Monday, November 22, 2010


Balmain has always had an affiliation with the sea and the working class. It’s perfect ports were once described as “…a good landing for boats in every situation where the water touches” (Sydney Gazette 29 July ,1837). It comes as no surprise then that the peninsular was utilized as a major hub for shipping in Sydney. Mort’s Dock is probably to most famous dock in Balmain. It was built by Thomas Sutcliffe Mort, an entrepreneur in not only land development but land sale.

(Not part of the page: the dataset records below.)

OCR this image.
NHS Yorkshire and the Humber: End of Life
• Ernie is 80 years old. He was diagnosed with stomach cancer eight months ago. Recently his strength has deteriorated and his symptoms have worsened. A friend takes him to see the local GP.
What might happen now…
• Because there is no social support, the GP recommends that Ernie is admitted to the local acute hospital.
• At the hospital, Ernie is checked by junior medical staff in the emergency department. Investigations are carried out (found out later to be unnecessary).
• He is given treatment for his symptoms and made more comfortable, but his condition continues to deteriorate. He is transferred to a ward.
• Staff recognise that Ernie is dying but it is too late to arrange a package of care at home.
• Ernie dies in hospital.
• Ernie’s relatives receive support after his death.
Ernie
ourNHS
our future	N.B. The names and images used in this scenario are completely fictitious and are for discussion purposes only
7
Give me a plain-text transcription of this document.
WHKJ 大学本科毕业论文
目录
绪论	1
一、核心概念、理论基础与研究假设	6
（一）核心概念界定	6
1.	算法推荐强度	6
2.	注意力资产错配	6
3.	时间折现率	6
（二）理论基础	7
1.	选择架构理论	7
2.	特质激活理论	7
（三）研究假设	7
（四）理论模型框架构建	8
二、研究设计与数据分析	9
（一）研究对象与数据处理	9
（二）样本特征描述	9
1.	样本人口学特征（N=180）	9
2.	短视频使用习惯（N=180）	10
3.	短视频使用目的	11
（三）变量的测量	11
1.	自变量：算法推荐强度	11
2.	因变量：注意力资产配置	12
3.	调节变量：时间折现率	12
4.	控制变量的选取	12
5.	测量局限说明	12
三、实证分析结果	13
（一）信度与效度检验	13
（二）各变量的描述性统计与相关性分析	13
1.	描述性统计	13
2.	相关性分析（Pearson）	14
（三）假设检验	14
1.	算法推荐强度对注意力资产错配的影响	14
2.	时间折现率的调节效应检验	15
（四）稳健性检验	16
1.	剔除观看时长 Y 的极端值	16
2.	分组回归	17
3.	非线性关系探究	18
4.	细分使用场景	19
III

By 1850, Thomas Mort was known as Sydney’s leading auctioneer of land and wool. His expertise in area planning recognized the need for a dry dock in Balmain and he attracted workers by offering them incentives to stay in Balmain, promising on completion, blocks of land in the area. As a result, people flocked to the suburb with businesses to support the hundreds of dock workers. By 1855, when Mort’s Dock opened, land value in the area had risen from 5 shillings to 6 pounds per foot!

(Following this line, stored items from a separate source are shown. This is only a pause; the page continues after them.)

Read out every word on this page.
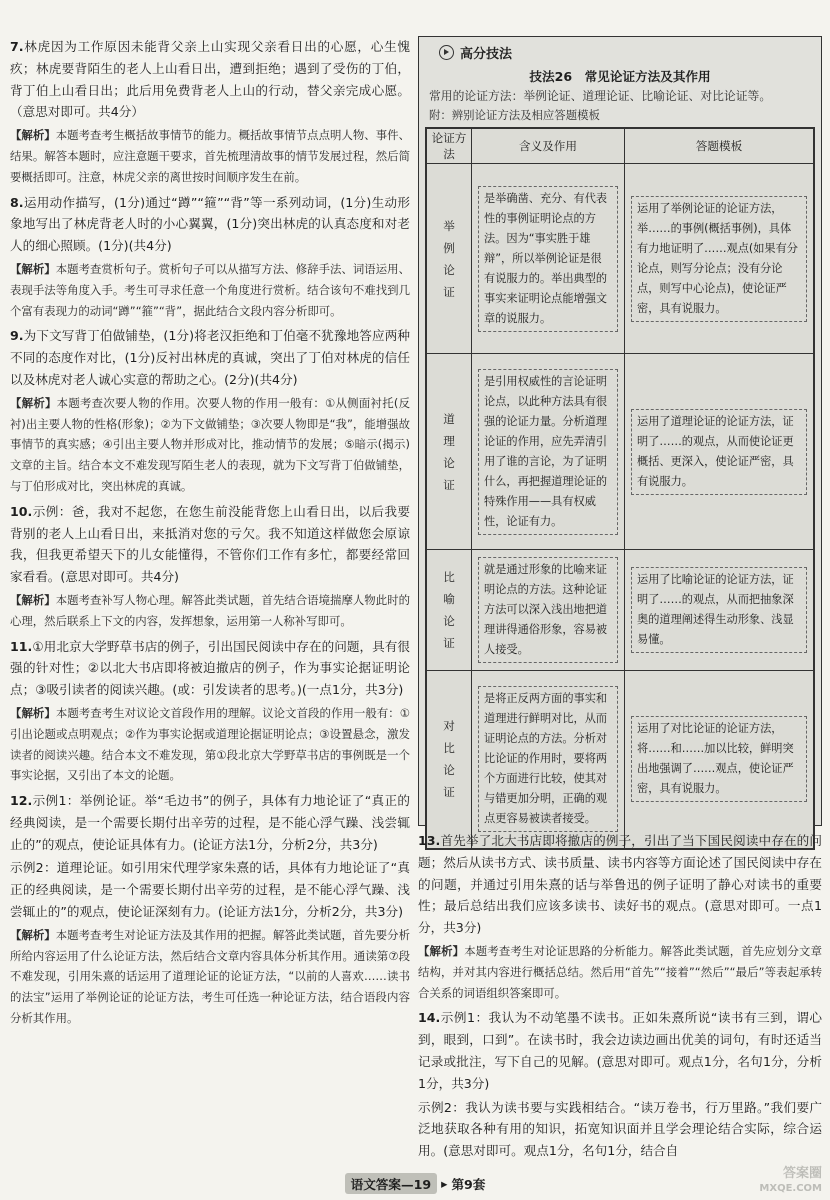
7.林虎因为工作原因未能背父亲上山实现父亲看日出的心愿，心生愧疚；林虎要背陌生的老人上山看日出，遭到拒绝；遇到了受伤的丁伯，背丁伯上山看日出；此后用免费背老人上山的行动，替父亲完成心愿。（意思对即可。共4分）
【解析】本题考查考生概括故事情节的能力。概括故事情节点点明人物、事件、结果。解答本题时，应注意题干要求，首先梳理清故事的情节发展过程，然后简要概括即可。注意，林虎父亲的离世按时间顺序发生在前。
8.运用动作描写，(1分)通过“蹲”“箍”“背”等一系列动词，(1分)生动形象地写出了林虎背老人时的小心翼翼，(1分)突出林虎的认真态度和对老人的细心照顾。(1分)(共4分)
【解析】本题考查赏析句子。赏析句子可以从描写方法、修辞手法、词语运用、表现手法等角度入手。考生可寻求任意一个角度进行赏析。结合该句不难找到几个富有表现力的动词“蹲”“箍”“背”，据此结合文段内容分析即可。
9.为下文写背丁伯做铺垫，(1分)将老汉拒绝和丁伯毫不犹豫地答应两种不同的态度作对比，(1分)反衬出林虎的真诚，突出了丁伯对林虎的信任以及林虎对老人诚心实意的帮助之心。(2分)(共4分)
【解析】本题考查次要人物的作用。次要人物的作用一般有：①从侧面衬托(反衬)出主要人物的性格(形象)；②为下文做铺垫；③次要人物即是“我”，能增强故事情节的真实感；④引出主要人物并形成对比，推动情节的发展；⑤暗示(揭示)文章的主旨。结合本文不难发现写陌生老人的表现，就为下文写背丁伯做铺垫，与丁伯形成对比，突出林虎的真诚。
10.示例：爸，我对不起您，在您生前没能背您上山看日出，以后我要背别的老人上山看日出，来抵消对您的亏欠。我不知道这样做您会原谅我，但我更希望天下的儿女能懂得，不管你们工作有多忙，都要经常回家看看。(意思对即可。共4分)
【解析】本题考查补写人物心理。解答此类试题，首先结合语境揣摩人物此时的心理，然后联系上下文的内容，发挥想象，运用第一人称补写即可。
11.①用北京大学野草书店的例子，引出国民阅读中存在的问题，具有很强的针对性；②以北大书店即将被迫撤店的例子，作为事实论据证明论点；③吸引读者的阅读兴趣。(或：引发读者的思考。)(一点1分，共3分)
【解析】本题考查考生对议论文首段作用的理解。议论文首段的作用一般有：①引出论题或点明观点；②作为事实论据或道理论据证明论点；③设置悬念，激发读者的阅读兴趣。结合本文不难发现，第①段北京大学野草书店的事例既是一个事实论据，又引出了本文的论题。
12.示例1：举例论证。举“毛边书”的例子，具体有力地论证了“真正的经典阅读，是一个需要长期付出辛劳的过程，是不能心浮气躁、浅尝辄止的”的观点，使论证具体有力。(论证方法1分，分析2分，共3分)
示例2：道理论证。如引用宋代理学家朱熹的话，具体有力地论证了“真正的经典阅读，是一个需要长期付出辛劳的过程，是不能心浮气躁、浅尝辄止的”的观点，使论证深刻有力。(论证方法1分，分析2分，共3分)
【解析】本题考查考生对论证方法及其作用的把握。解答此类试题，首先要分析所给内容运用了什么论证方法，然后结合文章内容具体分析其作用。通读第⑦段不难发现，引用朱熹的话运用了道理论证的论证方法，“以前的人喜欢……读书的法宝”运用了举例论证的论证方法，考生可任选一种论证方法，结合语段内容分析其作用。
高分技法
技法26　常见论证方法及其作用
常用的论证方法：举例论证、道理论证、比喻论证、对比论证等。
附：辨别论证方法及相应答题模板
论证方法	含义及作用	答题模板
举例论证	是举确凿、充分、有代表性的事例证明论点的方法。因为“事实胜于雄辩”，所以举例论证是很有说服力的。举出典型的事实来证明论点能增强文章的说服力。	运用了举例论证的论证方法，举……的事例(概括事例)，具体有力地证明了……观点(如果有分论点，则写分论点；没有分论点，则写中心论点)，使论证严密，具有说服力。

道理论证	是引用权威性的言论证明论点，以此种方法具有很强的论证力量。分析道理论证的作用，应先弄清引用了谁的言论，为了证明什么，再把握道理论证的特殊作用——具有权威性，论证有力。	运用了道理论证的论证方法，证明了……的观点，从而使论证更概括、更深入，使论证严密，具有说服力。

比喻论证	就是通过形象的比喻来证明论点的方法。这种论证方法可以深入浅出地把道理讲得通俗形象，容易被人接受。	运用了比喻论证的论证方法，证明了……的观点，从而把抽象深奥的道理阐述得生动形象、浅显易懂。

对比论证	是将正反两方面的事实和道理进行鲜明对比，从而证明论点的方法。分析对比论证的作用时，要将两个方面进行比较，使其对与错更加分明，正确的观点更容易被读者接受。	运用了对比论证的论证方法，将……和……加以比较，鲜明突出地强调了……观点，使论证严密，具有说服力。
13.首先举了北大书店即将撤店的例子，引出了当下国民阅读中存在的问题；然后从读书方式、读书质量、读书内容等方面论述了国民阅读中存在的问题，并通过引用朱熹的话与举鲁迅的例子证明了静心对读书的重要性；最后总结出我们应该多读书、读好书的观点。(意思对即可。一点1分，共3分)
【解析】本题考查考生对论证思路的分析能力。解答此类试题，首先应划分文章结构，并对其内容进行概括总结。然后用“首先”“接着”“然后”“最后”等表起承转合关系的词语组织答案即可。
14.示例1：我认为不动笔墨不读书。正如朱熹所说“读书有三到，谓心到，眼到，口到”。在读书时，我会边读边画出优美的词句，有时还适当记录或批注，写下自己的见解。(意思对即可。观点1分，名句1分，分析1分，共3分)
示例2：我认为读书要与实践相结合。“读万卷书，行万里路。”我们要广泛地获取各种有用的知识，拓宽知识面并且学会理论结合实际，综合运用。(意思对即可。观点1分，名句1分，结合自
语文答案—19 ▸ 第9套
答案圈
MXQE.COM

By 1887, 80% of the population around the dry dock was owned and settled by the working class. Thomas Mort himself became very wealthy from subdividing the land and selling it off in parts to new settlers. His vision in the dry dock did much to personify Balmain’s “working class” persona that the local residents still hold today.
Thomas Mort was not a resident of Balmain, despite the dock and a street being named in his honour. He lived between his homes in Bodalla in Syndey’s South and his Gothic mansion “Greenoaks” in Darling Point. On his death, a statue was dedicated to him by his workers and erected in Sydney’s Macquarie Place where it still stands.
Mort’s legacy of a working class suburb lived on long after the dock closed, when the land was broken up by the Government in 1986 and now houses 211 Housing Commision units and parks.